When he’s not coaching or volunteering, Lee is building his brand. Lee’s platform has allowed him to connect with other influencers, ranging from NFL and NBA athletes to content creators such as Larry “Bone Collector” Williams, who has 1 million Instagram followers and is known for “breaking ankles” in streetball.

Lee’s viral video gave him the publicity he needed to network with other social media and sports industry professionals. He said establishing himself on any social platform would have been challenging without the attention.

Lee’s connections allowed him to play in a celebrity basketball game that included rapper Lil Boosie and former NBA player Monta Ellis.

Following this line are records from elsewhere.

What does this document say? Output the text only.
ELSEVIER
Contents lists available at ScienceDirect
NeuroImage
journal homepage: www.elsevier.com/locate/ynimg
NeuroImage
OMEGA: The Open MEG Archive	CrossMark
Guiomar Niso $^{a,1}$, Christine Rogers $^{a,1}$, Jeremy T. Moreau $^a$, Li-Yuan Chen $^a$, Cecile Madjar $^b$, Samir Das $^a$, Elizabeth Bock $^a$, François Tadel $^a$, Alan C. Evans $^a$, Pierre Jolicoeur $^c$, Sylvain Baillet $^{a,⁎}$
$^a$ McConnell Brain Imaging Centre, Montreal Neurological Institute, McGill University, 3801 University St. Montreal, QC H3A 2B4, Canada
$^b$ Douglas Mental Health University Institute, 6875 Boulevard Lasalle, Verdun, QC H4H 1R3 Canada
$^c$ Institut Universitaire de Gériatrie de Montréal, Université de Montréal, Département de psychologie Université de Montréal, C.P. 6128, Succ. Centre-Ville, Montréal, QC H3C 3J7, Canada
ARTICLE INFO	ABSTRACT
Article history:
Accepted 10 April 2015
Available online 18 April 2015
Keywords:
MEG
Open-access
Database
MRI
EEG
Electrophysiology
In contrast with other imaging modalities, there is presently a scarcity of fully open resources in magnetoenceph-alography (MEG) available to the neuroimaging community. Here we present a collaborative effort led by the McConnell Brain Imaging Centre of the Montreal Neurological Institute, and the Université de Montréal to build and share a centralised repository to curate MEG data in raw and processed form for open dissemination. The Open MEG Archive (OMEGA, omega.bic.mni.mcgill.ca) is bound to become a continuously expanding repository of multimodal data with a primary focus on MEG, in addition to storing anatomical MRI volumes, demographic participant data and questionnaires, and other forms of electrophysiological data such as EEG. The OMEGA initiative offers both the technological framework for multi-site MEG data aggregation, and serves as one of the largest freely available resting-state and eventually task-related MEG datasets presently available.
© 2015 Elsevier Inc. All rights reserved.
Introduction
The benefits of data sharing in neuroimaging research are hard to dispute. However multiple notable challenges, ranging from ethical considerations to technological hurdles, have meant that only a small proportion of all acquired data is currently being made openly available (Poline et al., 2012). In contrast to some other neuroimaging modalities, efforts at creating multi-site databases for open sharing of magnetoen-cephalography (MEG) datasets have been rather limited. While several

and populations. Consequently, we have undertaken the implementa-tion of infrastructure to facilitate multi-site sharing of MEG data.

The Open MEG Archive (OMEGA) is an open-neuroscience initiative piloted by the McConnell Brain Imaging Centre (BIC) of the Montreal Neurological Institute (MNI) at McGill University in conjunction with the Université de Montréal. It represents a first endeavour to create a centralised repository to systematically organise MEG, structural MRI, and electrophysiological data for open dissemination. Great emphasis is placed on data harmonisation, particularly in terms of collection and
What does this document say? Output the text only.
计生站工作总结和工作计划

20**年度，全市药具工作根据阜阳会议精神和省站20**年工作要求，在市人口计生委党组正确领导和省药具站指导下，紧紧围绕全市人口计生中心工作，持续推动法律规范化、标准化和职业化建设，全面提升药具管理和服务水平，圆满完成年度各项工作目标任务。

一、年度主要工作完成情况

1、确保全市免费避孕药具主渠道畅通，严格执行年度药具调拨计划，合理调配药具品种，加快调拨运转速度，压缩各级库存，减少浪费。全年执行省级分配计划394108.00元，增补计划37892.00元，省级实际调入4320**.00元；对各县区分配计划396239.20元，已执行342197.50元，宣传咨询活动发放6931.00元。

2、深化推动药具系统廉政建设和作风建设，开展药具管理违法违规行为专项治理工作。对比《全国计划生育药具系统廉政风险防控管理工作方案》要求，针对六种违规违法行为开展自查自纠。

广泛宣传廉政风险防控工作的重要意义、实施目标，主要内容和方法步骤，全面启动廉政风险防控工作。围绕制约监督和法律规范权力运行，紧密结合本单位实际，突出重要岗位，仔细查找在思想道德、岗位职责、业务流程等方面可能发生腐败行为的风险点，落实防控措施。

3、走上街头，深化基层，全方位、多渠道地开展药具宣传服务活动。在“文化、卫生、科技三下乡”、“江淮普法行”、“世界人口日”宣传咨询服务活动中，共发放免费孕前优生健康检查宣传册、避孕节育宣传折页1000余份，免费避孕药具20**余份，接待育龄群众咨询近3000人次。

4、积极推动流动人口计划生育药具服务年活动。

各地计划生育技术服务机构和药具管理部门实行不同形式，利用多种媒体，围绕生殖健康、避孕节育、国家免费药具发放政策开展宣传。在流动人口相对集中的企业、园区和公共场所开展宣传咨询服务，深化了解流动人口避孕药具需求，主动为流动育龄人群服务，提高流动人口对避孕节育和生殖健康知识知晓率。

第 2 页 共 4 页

As Lee gained exposure, he got a chance to meet producer and actress Vivica Fox, and other opportunities he believed wouldn’t have happened without his sudden social media attention.

At 25, Lee could go any number of directions for his next career venture. He wouldn’t mind a stop in music. He plays the piano and performs live with his musical group, Thomas & Friends, at restaurants and bars around Jackson.

For Lee, he has made the most of his opportunity. The guy many know as “Snacks” still embraces the nickname he received from coaches and players when he started his team manager position during his undergrad days. His bond and love for the Jackson State Tigers have blossomed since his aunt took him to JSU games and events as a kid.

“Snacks” is more than a comical nickname. It’s the start of a brand that Lee said he hopes will represent him and his many talents.

“As I grow my platform, I want it to allow me to be versatile. I want to be able to balance music and sports. Ideally, I want to create a foundation that doesn’t only cater to mentoring, but arts, athletics and music,” Lee said.

Next up on Lee’s to-do list is a podcast he plans to launch called Snackin’ With Snacks that will feature roundtable discussions with influencers, NBA coaches, NFL players and local business owners. It’s his goal to highlight the adversities professionals in the public eye face as a way to inspire others.

“You always want to strive to be better and better,” Lee said. “I want to continue to grow my platform and I embrace the challenges that come with it. I continue to find ways to be innovative, build my brand, network and take advantage of opportunities.”

Joshua Edwards is a journalism and media studies major at Jackson State University. He'll often argue that WingStop is the best fast food restaurant in existence - solely because he has an addiction to them.